Alguns dos artefactos mais pungentes são direitos de diário tentadores, como o momento de Janeiro de 1975 em que ele jorra depois de gravar o seu futuro êxito número um “Fama”. Bowie tinha passado meses a tentar atrair o seu novo amigo John Lennon para um estúdio de gravação – “Fama” foi o resultado. Como Bowie escreve no diário, “Some wonderful publishing is Fame” (Algumas publicações maravilhosas são Fama). A minha primeira co-escrita com Lennon, um beatle, sobre o meu futuro”. Algumas linhas abaixo, observa ele, “Estou feliz”. (O que é mais estranho – Bowie sente a necessidade de recordar no seu diário quem é Lennon ou a sua relutância em capitalizar “Beatle”?) Um ano mais tarde, na névoa química de Janeiro de 1976, Bowie está a escrever ele próprio uma conversa animada: “A senhora não o fez. Eu sou muito do “Eu posso””. Há uma letra manuscrita para “Win,” datada de Dezembro de 1974, com a frase “Tudo o que tem de fazer é ganhar! Bowie desenha o ponto de exclamação como um relâmpago, que por si só é comovedoramente infantil.

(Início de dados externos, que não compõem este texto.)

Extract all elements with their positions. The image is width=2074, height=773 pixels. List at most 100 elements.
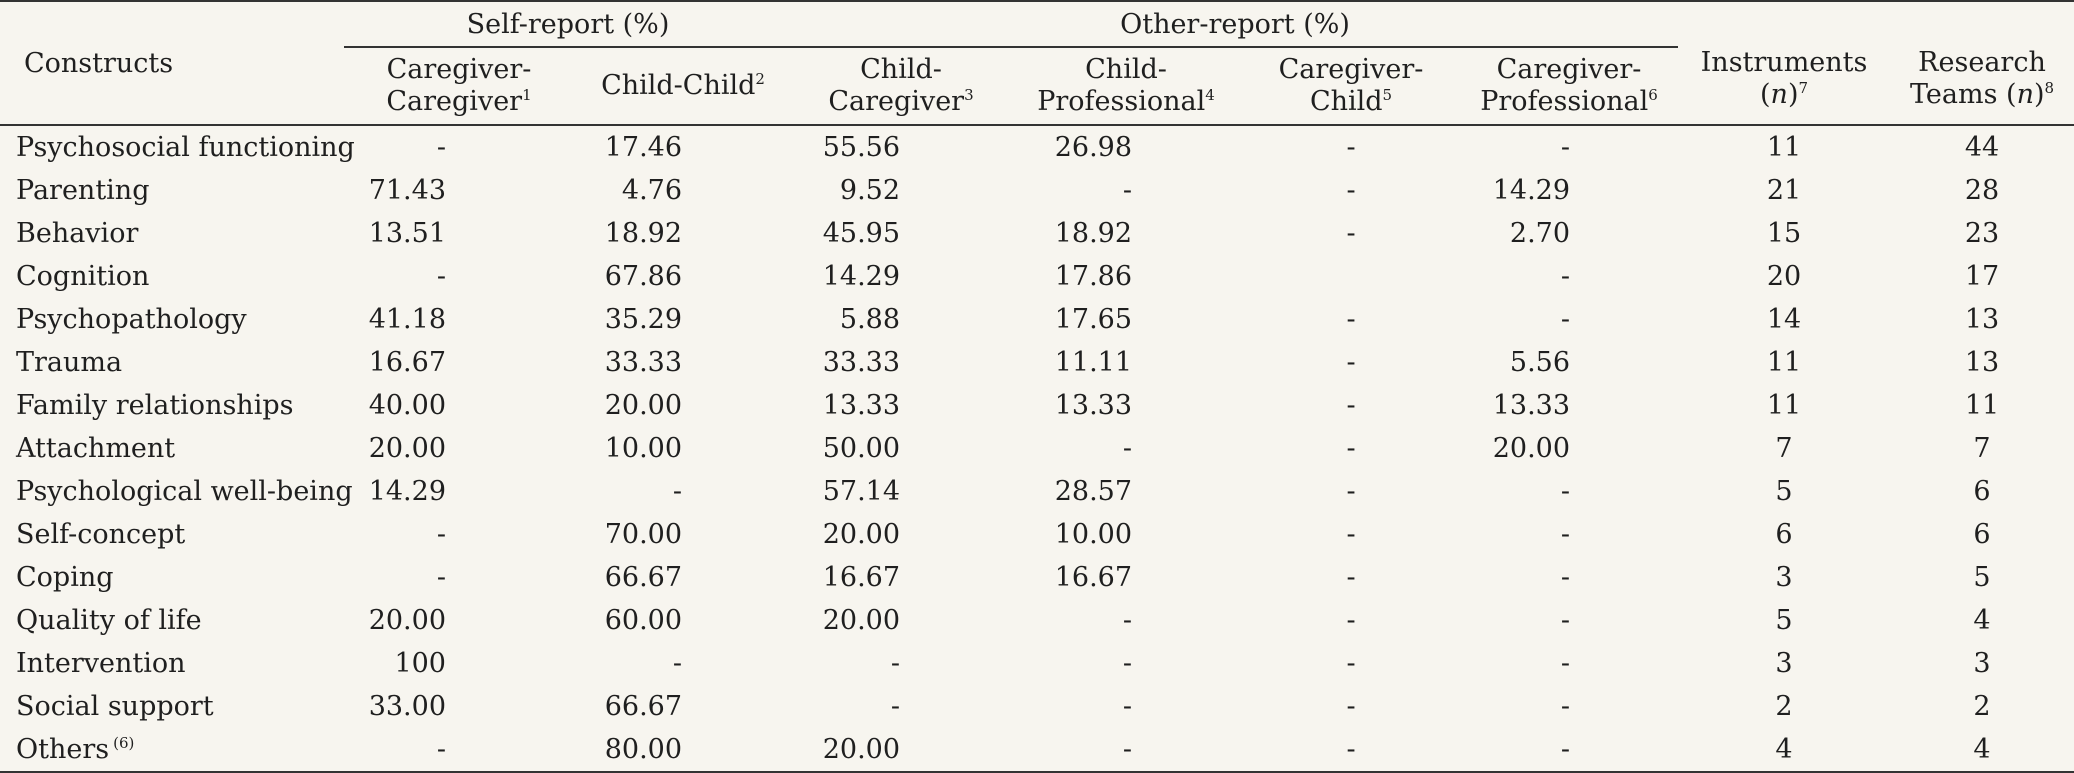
footnote-mark: 2 bbox=[755, 70, 765, 88]
table-cell: 13.51 bbox=[368, 218, 446, 249]
construct-label: Social support bbox=[16, 691, 214, 722]
table-cell: - bbox=[1346, 218, 1356, 249]
table-cell: 16.67 bbox=[368, 347, 446, 378]
table-cell: - bbox=[1346, 605, 1356, 636]
col-header-caregiver-caregiver: Caregiver- Caregiver1 bbox=[344, 47, 574, 126]
table-cell: - bbox=[1346, 476, 1356, 507]
table-cell: 5 bbox=[1775, 605, 1793, 636]
other-report-header: Other-report (%) bbox=[792, 0, 1679, 48]
table-row: Family relationships 40.00 20.00 13.33 13.33… bbox=[0, 384, 2074, 427]
table-row: Psychological well-being 14.29 - 57.14 28.57… bbox=[0, 470, 2074, 513]
table-cell: 23 bbox=[1964, 218, 2000, 249]
paren-close: ) bbox=[1787, 79, 1799, 110]
construct-name: Parenting bbox=[0, 169, 344, 212]
construct-label: Quality of life bbox=[16, 605, 202, 636]
col-header-line2: Professional bbox=[1037, 86, 1206, 117]
construct-name: Attachment bbox=[0, 427, 344, 470]
table-cell: 4 bbox=[1890, 728, 2074, 773]
constructs-header: Constructs bbox=[0, 0, 344, 126]
table-cell: 14.29 bbox=[368, 476, 446, 507]
table-cell: 33.00 bbox=[368, 691, 446, 722]
table-cell: 2.70 bbox=[1509, 218, 1571, 249]
construct-label: Parenting bbox=[16, 175, 150, 206]
table-cell: - bbox=[1346, 691, 1356, 722]
table-cell: - bbox=[1560, 605, 1571, 636]
table-cell: - bbox=[1122, 175, 1133, 206]
construct-label: Intervention bbox=[16, 648, 186, 679]
table-cell: - bbox=[1346, 562, 1356, 593]
construct-name: Others (6) bbox=[0, 728, 344, 773]
table-cell: - bbox=[436, 132, 446, 163]
table-cell: - bbox=[1346, 304, 1356, 335]
table-cell: 13.33 bbox=[1492, 390, 1571, 421]
table-cell bbox=[1242, 255, 1460, 298]
table-cell: - bbox=[1122, 433, 1133, 464]
table-row: Others (6) -80.00 20.00- - -4 4 bbox=[0, 728, 2074, 773]
table-cell: 20.00 bbox=[368, 605, 446, 636]
table-cell: 28 bbox=[1964, 175, 2000, 206]
table-cell: 33.33 bbox=[822, 347, 901, 378]
table-cell: 5.56 bbox=[1509, 347, 1571, 378]
table-cell: 17.46 bbox=[604, 132, 683, 163]
table-cell: - bbox=[1560, 562, 1571, 593]
table-cell: - bbox=[890, 691, 901, 722]
table-cell: 44 bbox=[1964, 132, 2000, 163]
table-cell: 4 bbox=[1973, 605, 1991, 636]
col-header-child-child: Child-Child2 bbox=[574, 47, 793, 126]
footnote-mark: 3 bbox=[964, 86, 974, 104]
table-cell: 5.88 bbox=[839, 304, 901, 335]
table-cell: - bbox=[1560, 132, 1571, 163]
table-cell: 6 bbox=[1775, 519, 1793, 550]
table-cell: 10.00 bbox=[604, 433, 683, 464]
table-cell: 18.92 bbox=[1054, 218, 1133, 249]
table-cell: - bbox=[1560, 648, 1571, 679]
table-cell: 71.43 bbox=[368, 175, 446, 206]
construct-name: Cognition bbox=[0, 255, 344, 298]
construct-name: Psychopathology bbox=[0, 298, 344, 341]
footnote-mark: 7 bbox=[1798, 79, 1809, 97]
table-row: Self-concept - 70.00 20.00 10.00 - - 6 6 bbox=[0, 513, 2074, 556]
table-cell: 11 bbox=[1766, 132, 1802, 163]
construct-name: Trauma bbox=[0, 341, 344, 384]
col-header-line2: Child-Child bbox=[601, 70, 756, 101]
table-cell: 21 bbox=[1766, 175, 1802, 206]
table-cell: - bbox=[1460, 728, 1679, 773]
table-row: Behavior 13.51 18.92 45.95 18.92 - 2.70 15 23 bbox=[0, 212, 2074, 255]
col-header-line2: Caregiver bbox=[386, 86, 523, 117]
table-cell: - bbox=[436, 562, 446, 593]
table-cell: - bbox=[1346, 519, 1356, 550]
table-cell: - bbox=[672, 648, 683, 679]
table-cell: 9.52 bbox=[839, 175, 901, 206]
col-header-line1: Child- bbox=[1085, 54, 1167, 85]
table-cell: 13.33 bbox=[822, 390, 901, 421]
table-cell: 15 bbox=[1766, 218, 1802, 249]
table-cell: 20.00 bbox=[822, 519, 901, 550]
table-cell: 57.14 bbox=[822, 476, 901, 507]
table-cell: 2 bbox=[1775, 691, 1793, 722]
col-header-line1: Instruments bbox=[1700, 47, 1868, 78]
table-body: Psychosocial functioning -17.46 55.56 26.98… bbox=[0, 125, 2074, 773]
table-cell: 20.00 bbox=[368, 433, 446, 464]
table-cell: 7 bbox=[1775, 433, 1793, 464]
table-cell: - bbox=[672, 476, 683, 507]
table-cell: - bbox=[1560, 261, 1571, 292]
table-cell: 20.00 bbox=[1492, 433, 1571, 464]
paren-close: ) bbox=[2033, 79, 2045, 110]
construct-label: Others bbox=[16, 734, 110, 765]
table-cell: 10.00 bbox=[1054, 519, 1133, 550]
table-cell: - bbox=[1242, 728, 1461, 773]
construct-name: Self-concept bbox=[0, 513, 344, 556]
col-header-caregiver-professional: Caregiver- Professional6 bbox=[1460, 47, 1679, 126]
col-header-line2: Teams ( bbox=[1909, 79, 2017, 110]
table-cell: 14 bbox=[1766, 304, 1802, 335]
table-cell: 4.76 bbox=[621, 175, 683, 206]
table-cell: 60.00 bbox=[604, 605, 683, 636]
table-cell: 14.29 bbox=[1492, 175, 1571, 206]
table-row: Psychosocial functioning - 17.46 55.56 26.98… bbox=[0, 125, 2074, 169]
table-cell: 66.67 bbox=[604, 562, 683, 593]
table-cell: - bbox=[1122, 691, 1133, 722]
col-header-line1: Caregiver- bbox=[1496, 54, 1642, 85]
table-cell: - bbox=[1346, 648, 1356, 679]
col-header-line1: Caregiver- bbox=[1278, 54, 1424, 85]
table-row: Attachment 20.00 10.00 50.00 - - 20.00 7 7 bbox=[0, 427, 2074, 470]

E vezes sem conta, há moda, com um desfile de trajes que quase ninguém mais na terra poderia ter usado. Há os seus fatos elegantes desde a sua visita à Estação de 1976 e o filme The Man Who Fell To Earth, desenhado por Ola Hudson – mais tarde conhecido no mundo do rock como a mãe de Slash. Uma vez que Bowie sempre admitiu não se lembrar de nada sobre a realização de Station to Station, é revelador ver os seus desenhos cénicos e notas líricas, enquanto se atirava para a sinistra personagem do Duque Branco Fino, que descreveu como “disfarçado de gelo como fogo”. Há um rascunho inicial da canção título, com a letra que ele cortou: “Pareces uma bomba/ Cheiras como um fantasma/ Comes como uma rapariga terminal”. Um tema consistente da colecção de sapatos de Bowie: Ele sabia realmente como trabalhar com plataformas, certificando-se sempre de que conseguia um impulso adequado do chão. Apenas um dos muitos truques que aprendeu com aquela foto do Little Richard.
Tantas roupas, tantas vidas, tantos Bowies. Há o seu fato turquesa do vídeo “Life on Mars?”, concebido por Freddie Buretti para ser filmado por Mick Rock – um fato que Bowie usou apenas uma vez, mas com um efeito inesquecível. Há o seu fato de palhaço Pierrot do vídeo “Ashes to Ashes”. E um tecido manchado com o seu batom de 1974, recuperado do bolso de um fato antigo. “David Bowie Is” não se limita a exibir estes artefactos – em vez disso, a exposição junta-os para construir uma narrativa imersiva. Conta uma das mais estranhas e inspiradoras histórias modernas. Tal como o homem cantou uma vez, tal é o material de onde se tecem os sonhos.